O currículo de Ana Paula, com atuações em finais de
estaduais, como São Paulo x Corinthians, em 2003 — foi a
primeira mulher a atuar —; e em oitavas de final da Copa
Libertadores, em 2005; e com o prêmio de árbitra
revelação dos Jogos Olímpicos de Atenas-2004, não foi
suficiente diante dos erros no jogo do Botafogo. Naquele
mesmo ano, ela fez ensaio fotográfico nua para a revista
Playboy, e as críticas à profissional aumentaram. A
aposentadoria era questão de tempo e foi anunciada
oficialmente em 2012, aos 34 anos. |
Fernanda, aos 25 anos, também se diz aposentada da função. Ela ficou
conhecida como musa, apelido que ganhou pela beleza, embora tenha
trabalhado em mais de 50 jogos profissionais e chegado a ser
aspirante FIFA. A carreira ia bem até o fatídico impedimento
equivocado no clássico mineiro. Após o afastamento, foram quase dois
meses para voltar a exercer a função, mas na Série C do Brasileiro.
Após uma década, novamente uma mulher na
final
Antes da polêmica com o Botafogo, Ana Paula Oliveira atuou na final
da Copa Brasil de 2006, entre Flamengo e Vasco.
"Fui muito bem, mas foi uma loucura a repercussão", recorda.
Só após 10 anos, Nadine Silva compôs novamente um trio de arbitragem
em uma final, desta vez entre Atlético-MG e Grêmio, pela Copa do
Brasil. Desta vez, o fato não foi tão noticiado.
"Meu lamento foi que levou tanto tempo para termos uma mulher
novamente na arbitragem de uma final, mas a forma como foi tratado,
com naturalidade, é uma conquista", comemora Ana Paula.

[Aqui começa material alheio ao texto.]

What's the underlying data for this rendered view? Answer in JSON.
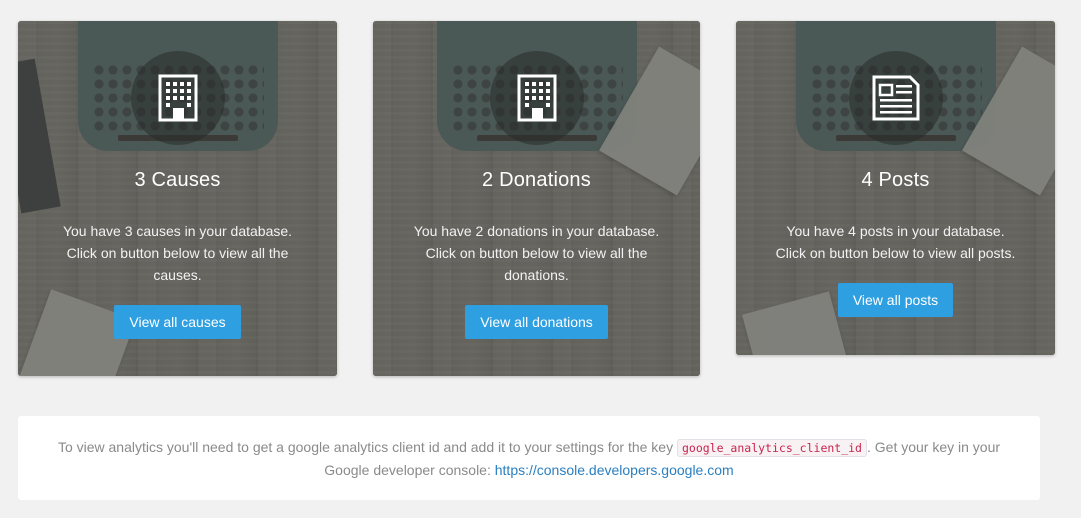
{
  "cards": [
    {
      "icon": "building-icon",
      "title": "3 Causes",
      "description": "You have 3 causes in your database. Click on button below to view all the causes.",
      "button": "View all causes"
    },
    {
      "icon": "building-icon",
      "title": "2 Donations",
      "description": "You have 2 donations in your database. Click on button below to view all the donations.",
      "button": "View all donations"
    },
    {
      "icon": "newspaper-icon",
      "title": "4 Posts",
      "description": "You have 4 posts in your database. Click on button below to view all posts.",
      "button": "View all posts"
    }
  ],
  "notice": {
    "text_before": "To view analytics you'll need to get a google analytics client id and add it to your settings for the key ",
    "key": "google_analytics_client_id",
    "text_after": ". Get your key in your Google developer console: ",
    "link": "https://console.developers.google.com"
  },
  "colors": {
    "button": "#2e9fe0",
    "code_text": "#c7254e",
    "link": "#2a7fc0"
  }
}
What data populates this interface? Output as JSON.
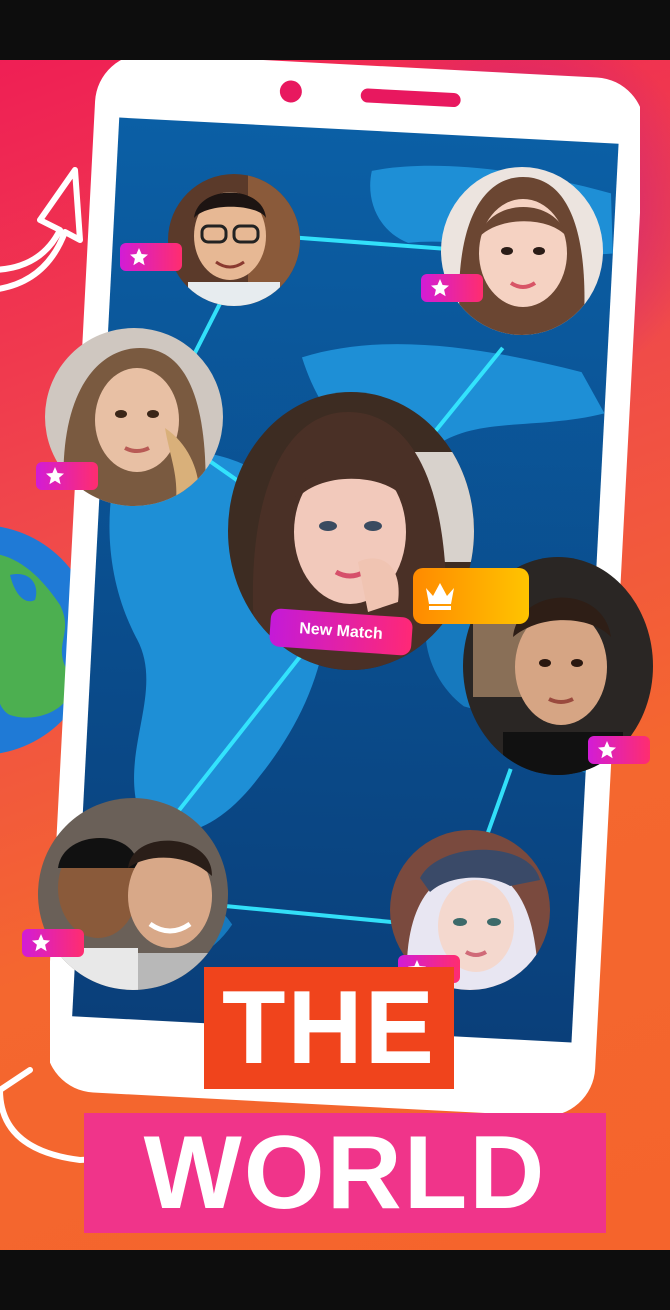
{
  "poster": {
    "new_match_label": "New Match",
    "headline_line1": "THE",
    "headline_line2": "WORLD"
  },
  "avatars": [
    {
      "name": "profile-man-glasses",
      "premium": false
    },
    {
      "name": "profile-woman-asian",
      "premium": false
    },
    {
      "name": "profile-woman-blonde",
      "premium": false
    },
    {
      "name": "profile-woman-center",
      "premium": false,
      "badge": "new-match"
    },
    {
      "name": "profile-man-dark-hair",
      "premium": true
    },
    {
      "name": "profile-two-men",
      "premium": false
    },
    {
      "name": "profile-woman-cap",
      "premium": false
    }
  ],
  "colors": {
    "accent_pink": "#f0348a",
    "accent_orange": "#f0441c",
    "map_blue": "#0a5a9c",
    "connection_cyan": "#35e8ff",
    "crown_gold": "#ffb000"
  },
  "icons": [
    "star-icon",
    "crown-icon",
    "globe-icon",
    "arrow-icon"
  ]
}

"Meu único medo era se a Nadine tivesse cometido um equívoco na
final. As mulheres ainda são muito mais cobradas. Se uma mulher
errar hoje em uma situação crucial, acho que a repercussão ainda vai
ser maior" pressupõe Ana Paula, agora instrutora e
diretora-secretária da escola nacional de arbitragem de futebol da
CBF. No entanto, ela acredita que seria menor do que foi nos tempo
em que ela atuava.
"Na minha época, era diferente. Hoje, não dá para aceitar mais
isso. É inadmissível tratar homens e mulheres diferentes com erros
iguais", condena Ana Paula.
Ainda que seja inadmissível, até mesmo alguns jogadores reparam na
exigência excessiva com a arbitragem feminina. Otávio Henrique
Santos, meia do Atlético Paranaense, reconhece o tratamento
diferenciado.
“Você vê bastante erro na arbitragem em geral, mas como não é tão
comum ver mulheres na função, as pessoas analisam mais e ficam mais
atentas em cada lance.” Para ele, a presença feminina dentro de
campo não muda quase nada em um jogo. O único ponto diferente é o
tom de voz na hora de reclamar.
“A gente fica meio constrangido para reclamar e quando é uma
mulher temos um cuidado maior na hora de falar”, explica.
Avanço a passos lentos
Apesar de terem ganhado mais espaço ao longo do tempo, as mulheres
têm presença tímida na arbitragem. Dos 215 árbitros presentes no
quadro da CBF, apenas 15 são do sexo feminino, o que corresponde a
7%. O número de assistentes é um pouco maior: 58 mulheres em um
total de 311, chegando a 18,6%. “A procura das meninas quando entram
no curso é somente a assistência. São raras as exceções que querem
ser árbitras centrais. E isso acontece porque elas não são vistas”,
afirma Simone Silva, ex-árbitra, que hoje atua como instrutora da
Escola de Arbitragem da Federação de Futebol do Rio de Janeiro
(EAFERJ).
No curso de formação de árbitros de 2016 da EAFERJ, entre os 35
alunos, apenas quatro eram mulheres. Neste ano, o número caiu para
somente duas. Rejane Caetano, 30 anos, fez o curso em 2011 e hoje é
a única árbitra do Rio no quadro da CBF. Ela apitou 22 partidas em
2016 e entrou no quadro da FIFA neste ano. “Quando entramos na
arbitragem, fazemos um cronograma de metas. Fico feliz, pois as
coisas aconteceram rápido comigo”, analisa.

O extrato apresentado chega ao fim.